Problem A: Interval Coverage with Exclusions Given a sequence of operations on an integer range [p, q] (initially [1, 10^9]), each operation falls into one of three types:
Type 1: increase the lower bound to max(current lower bound, k) Type 2: decrease the upper bound to min(current upper bound, k) Type 3: add value k to a list of excluded points
The task is to count how many integers remain in [p, q] after all operations but not present in the exclusion list. The solution maintains valid bounds and collects excluded values, then counts valid numbers in the final interval excluding those in the list. If the valid range becomes empty (q < p), the answer is zero.
#include <bits/stdc++.h>
using namespace std;
int main() {
int testCases;
cin >> testCases;
while (testCases--) {
int n;
cin >> n;
long long low = 1, high = 1000000000;
vector<long long> excluded;
for (int i = 0; i < n; ++i) {
int type;
long long val;
cin >> type >> val;
if (type == 1) {
low = max(low, val);
} else if (type == 2) {
high = min(high, val);
} else {
excluded.push_back(val);
}
}
if (high < low) {
cout << 0 << '\n';
continue;
}
int count = 0;
for (long long x : excluded) {
if (x >= low && x <= high) {
count++;
}
}
cout << (high - low + 1 - count) << '\n';
}
return 0;
}
Problem B: Game of Array Manipulation with Removal and Sign Flips Two players alternate turns: Alice removes exactly k elements from the array, then Bob flips the sign of exactly x remaining elements to make the final array sum as small as possible.
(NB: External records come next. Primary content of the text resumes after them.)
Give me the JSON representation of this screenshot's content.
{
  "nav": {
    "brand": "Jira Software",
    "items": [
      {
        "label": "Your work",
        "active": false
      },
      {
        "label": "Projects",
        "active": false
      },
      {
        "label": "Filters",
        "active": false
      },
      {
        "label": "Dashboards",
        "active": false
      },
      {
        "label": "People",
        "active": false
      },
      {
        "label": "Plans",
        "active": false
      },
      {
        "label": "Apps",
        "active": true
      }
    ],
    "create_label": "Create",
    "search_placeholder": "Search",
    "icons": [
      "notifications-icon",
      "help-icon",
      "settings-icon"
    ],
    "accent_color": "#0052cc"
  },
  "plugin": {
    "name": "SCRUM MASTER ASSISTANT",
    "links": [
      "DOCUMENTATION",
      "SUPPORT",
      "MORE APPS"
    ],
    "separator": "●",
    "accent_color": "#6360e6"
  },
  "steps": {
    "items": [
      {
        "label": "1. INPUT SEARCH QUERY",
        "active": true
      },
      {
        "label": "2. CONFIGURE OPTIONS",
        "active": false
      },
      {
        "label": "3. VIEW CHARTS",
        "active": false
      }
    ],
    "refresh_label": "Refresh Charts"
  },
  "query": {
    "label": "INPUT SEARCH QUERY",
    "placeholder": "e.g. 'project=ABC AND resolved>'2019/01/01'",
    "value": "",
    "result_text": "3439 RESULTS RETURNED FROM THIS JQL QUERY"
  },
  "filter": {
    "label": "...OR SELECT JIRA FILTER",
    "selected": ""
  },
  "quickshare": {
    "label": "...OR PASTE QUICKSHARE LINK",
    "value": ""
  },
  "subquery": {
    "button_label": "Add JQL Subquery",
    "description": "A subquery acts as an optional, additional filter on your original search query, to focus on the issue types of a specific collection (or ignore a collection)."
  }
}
Alice wants to maximize the final sum. Find the optimal final sum. Key insight: After sorting the array in ascending order, optimal strategies involve Alice removing either some largest or smallest elements, and Bobflip either the smallest values (to minimize sum). Using prefix sums, we brute-force all possible numbers (i from 0 to k) of elements Alice could delete from the end, compute the resulting minimum achievable sum under Bob’s play, and select the maximum over all choices.
#include <bits/stdc++.h>
using namespace std;
int main() {
int testCases;
cin >> testCases;
while (testCases--) {
int n, k, x;
cin >> n >> k >> x;
vector<long long> arr(n);
for (int i = 0; i < n; ++i) {
cin >> arr[i];
}
sort(arr.begin(), arr.end());
vector<long long> prefix(n + 1, 0);
for (int i = 0; i < n; ++i) {
prefix[i + 1] = prefix[i] + arr[i];
}
long long best = -2'000'000'000;
for (int removed = 0; removed <= k; ++removed) {
int left = n - removed;
if (left < x) continue;
// Bob flips x smallest remaining elements
long long flipSum = prefix[x] - prefix[0];
long long remainingSum = prefix[left] - prefix[x];
long long finalSum = remainingSum - flipSum;
best = max(best, finalSum);
}
cout << best << '\n';
}
return 0;
}
Problem C: Segment-based Modular Alignment Given a sequence of length n, partition it into equal-length segments. Determine how many divisors k of n (where segment length = k) allow the array to be rearranged such that for any segment position j (0 ≤ j < k), all elements at positions ≡ j (mod k) are congruent modulo k. Necessary condition: For all valid indices i, |a[i] - a[i + k]| must be divisible by k. This means the GCD of all such differences across the array must be divisible by k. Thus, let D be the GCD of all |a[i + k] - a[i]| for i = 1 to n−k. If D ≠ 1, then k divides D ⇒ k satisfies the condition.
#include <bits/stdc++.h>
using namespace std;
int greatestCommonDivisor(int a, int b) {
return b == 0 ? a : greatestCommonDivisor(b, a % b);
}
int main() {
int testCases;
cin >> testCases;
while (testCases--) {
int n;
cin >> n;
vector<int> data(n + 1);
for (int i = 1; i <= n; ++i) {
cin >> data[i];
}
int countValid = 0;
for (int segLen = 1; segLen <= n; ++segLen) {
if (n % segLen != 0) continue;
int g = 0;
for (int i = 1; i + segLen <= n; ++i) {
g = greatestCommonDivisor(g, abs(data[i + segLen] - data[i]));
}
if (g > 1) {
countValid++;
}
}
cout << countValid << '\n';
}
return 0;
}